Bätzing : Autorisation spéciale pour la diaconie des femmes possible
Le nouveau président de la Conférence épiscopale allemande, l'évêque du Limbourg Georg Bätzing, ne considère pas qu'une permission spéciale pour le diaconat féminin soit exclue. Il défend également la réglementation sur le paiement de dommages et intérêts pour la douleur et la souffrance des victimes d'abus.
Le président de la conférence épiscopale allemande, l'évêque du Limbourg Georg Bätzing, est ouvert au diaconat féminin. Un soi-disant indult pourrait constituer une résolution à la fin du dialogue sur la réforme de la voie synodale au sein de l'Eglise catholique, a déclaré Bätzing dimanche sur WDR5. Une éventuelle décision correspondante pourrait alors être "transportée" à Rome. Pour une telle démarche, une "apparence puissante" était nécessaire - aussi par le fait que les évêques et les laïcs ont formulé leur demande ensemble.
L'égalité des droits pour les femmes : le défi le plus important
Bätzing avait déclaré après son élection cette semaine qu'il considérait l'égalité des droits pour les femmes dans l'Église catholique comme le défi le plus important de son prochain mandat. "Le sujet des femmes dans l'Eglise est la question la plus urgente que nous ayons à l'avenir", a déclaré l'évêque mercredi dans le magazine du matin de l'ARD. Ici, l'église a beaucoup de retard à rattraper. Les femmes catholiques attendent avec impatience des progrès.

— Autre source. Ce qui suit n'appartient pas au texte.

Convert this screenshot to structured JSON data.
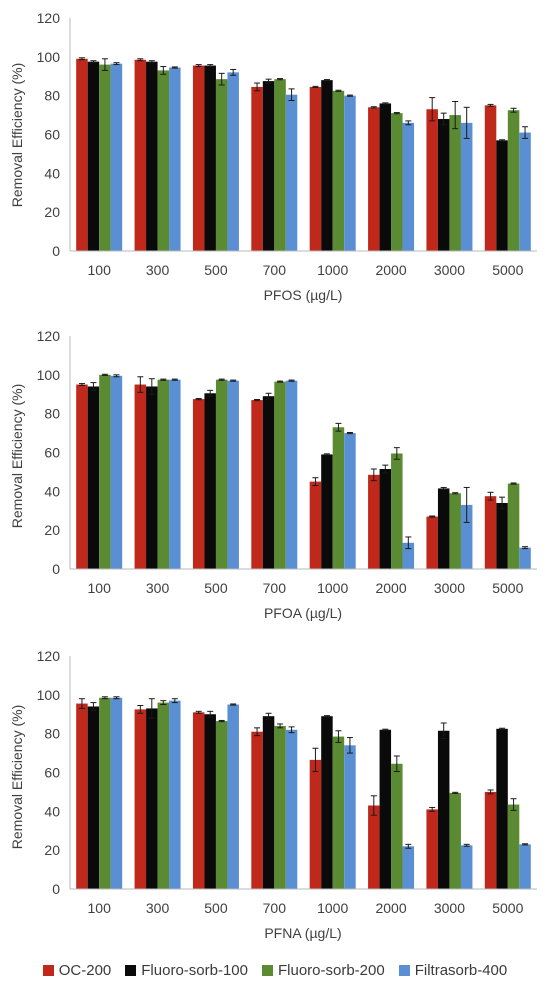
{
  "legend": [
    {
      "name": "OC-200",
      "color": "#c0281c"
    },
    {
      "name": "Fluoro-sorb-100",
      "color": "#0a0a0a"
    },
    {
      "name": "Fluoro-sorb-200",
      "color": "#5a8a32"
    },
    {
      "name": "Filtrasorb-400",
      "color": "#5b8fd3"
    }
  ],
  "chart_data": [
    {
      "type": "bar",
      "xlabel": "PFOS (µg/L)",
      "ylabel": "Removal Efficiency (%)",
      "ylim": [
        0,
        120
      ],
      "yticks": [
        0,
        20,
        40,
        60,
        80,
        100,
        120
      ],
      "categories": [
        "100",
        "300",
        "500",
        "700",
        "1000",
        "2000",
        "3000",
        "5000"
      ],
      "series": [
        {
          "name": "OC-200",
          "color": "#c0281c",
          "values": [
            99,
            98.5,
            95.5,
            84.5,
            84.5,
            74,
            73,
            75
          ],
          "errors": [
            0.5,
            0.5,
            0.5,
            2,
            0.3,
            0.3,
            6,
            0.5
          ]
        },
        {
          "name": "Fluoro-sorb-100",
          "color": "#0a0a0a",
          "values": [
            97.5,
            97.5,
            95.5,
            87.5,
            88,
            76,
            68,
            57
          ],
          "errors": [
            0.5,
            0.5,
            0.5,
            1,
            0.3,
            0.3,
            3,
            0.3
          ]
        },
        {
          "name": "Fluoro-sorb-200",
          "color": "#5a8a32",
          "values": [
            96,
            93,
            88.5,
            88.5,
            82.5,
            71,
            70,
            72.5
          ],
          "errors": [
            3,
            2,
            3,
            0.3,
            0.3,
            0.3,
            7,
            1
          ]
        },
        {
          "name": "Filtrasorb-400",
          "color": "#5b8fd3",
          "values": [
            96.5,
            94.5,
            92,
            80.5,
            80,
            66,
            66,
            61
          ],
          "errors": [
            0.5,
            0.3,
            1.5,
            3,
            0.3,
            1,
            8,
            3
          ]
        }
      ]
    },
    {
      "type": "bar",
      "xlabel": "PFOA (µg/L)",
      "ylabel": "Removal Efficiency (%)",
      "ylim": [
        0,
        120
      ],
      "yticks": [
        0,
        20,
        40,
        60,
        80,
        100,
        120
      ],
      "categories": [
        "100",
        "300",
        "500",
        "700",
        "1000",
        "2000",
        "3000",
        "5000"
      ],
      "series": [
        {
          "name": "OC-200",
          "color": "#c0281c",
          "values": [
            95,
            95,
            87.5,
            87,
            45,
            48.5,
            27,
            37.5
          ],
          "errors": [
            0.5,
            4,
            0.3,
            0.3,
            2,
            3,
            0.3,
            2
          ]
        },
        {
          "name": "Fluoro-sorb-100",
          "color": "#0a0a0a",
          "values": [
            94,
            94,
            90.5,
            89,
            59,
            51.5,
            41.5,
            34
          ],
          "errors": [
            2,
            4,
            1.5,
            1.5,
            0.3,
            2,
            0.5,
            3
          ]
        },
        {
          "name": "Fluoro-sorb-200",
          "color": "#5a8a32",
          "values": [
            100,
            97.5,
            97.5,
            96.5,
            73,
            59.5,
            39,
            44
          ],
          "errors": [
            0.3,
            0.3,
            0.3,
            0.3,
            2,
            3,
            0.3,
            0.3
          ]
        },
        {
          "name": "Filtrasorb-400",
          "color": "#5b8fd3",
          "values": [
            99.5,
            97.5,
            97,
            97,
            70,
            13.5,
            33,
            11
          ],
          "errors": [
            0.5,
            0.3,
            0.3,
            0.3,
            0.3,
            3,
            9,
            0.5
          ]
        }
      ]
    },
    {
      "type": "bar",
      "xlabel": "PFNA (µg/L)",
      "ylabel": "Removal Efficiency (%)",
      "ylim": [
        0,
        120
      ],
      "yticks": [
        0,
        20,
        40,
        60,
        80,
        100,
        120
      ],
      "categories": [
        "100",
        "300",
        "500",
        "700",
        "1000",
        "2000",
        "3000",
        "5000"
      ],
      "series": [
        {
          "name": "OC-200",
          "color": "#c0281c",
          "values": [
            95.5,
            92.5,
            91,
            81,
            66.5,
            43,
            41,
            50
          ],
          "errors": [
            2.5,
            2,
            0.5,
            2,
            6,
            5,
            1,
            1
          ]
        },
        {
          "name": "Fluoro-sorb-100",
          "color": "#0a0a0a",
          "values": [
            94,
            93,
            90,
            89,
            89,
            82,
            81.5,
            82.5
          ],
          "errors": [
            2,
            5,
            1.5,
            1.5,
            0.3,
            0.3,
            4,
            0.3
          ]
        },
        {
          "name": "Fluoro-sorb-200",
          "color": "#5a8a32",
          "values": [
            98.5,
            96,
            86.5,
            84,
            78.5,
            64.5,
            49.5,
            43.5
          ],
          "errors": [
            0.5,
            1,
            0.3,
            1,
            3,
            4,
            0.3,
            3
          ]
        },
        {
          "name": "Filtrasorb-400",
          "color": "#5b8fd3",
          "values": [
            98.5,
            97,
            95,
            82,
            74,
            22,
            22.5,
            23
          ],
          "errors": [
            0.5,
            1,
            0.3,
            1.5,
            4,
            1,
            0.5,
            0.3
          ]
        }
      ]
    }
  ]
}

Jusqu'à présent, l'ordination diaconale n'est ouverte qu'aux hommes. Cependant, les hommes mariés peuvent également recevoir l'ordination, qui prennent alors en charge des tâches de culte et de pastorale en tant que diacres permanents. De même, l'ordination diaconale est aussi une étape préliminaire sur le chemin de la prêtrise.
Bätzing défend les règles de l'Eglise en matière d'indemnisation du préjudice subi
Dans la même émission de radio, Bätzing a défendu la nouvelle réglementation sur le paiement d'indemnités pour les souffrances et douleurs des victimes d'abus sexuels par le clergé catholique. Il pensait qu'avec ce système, l'église pourrait rendre justice à de nombreuses victimes, a déclaré Bätzing le dimanche WDR5. En même temps, il savait aussi qu'il y avait des gens qui n'en étaient pas satisfaits. Bätzing a parlé d'une "décision consciente" de la Conférence épiscopale, que des experts avaient également conseillée.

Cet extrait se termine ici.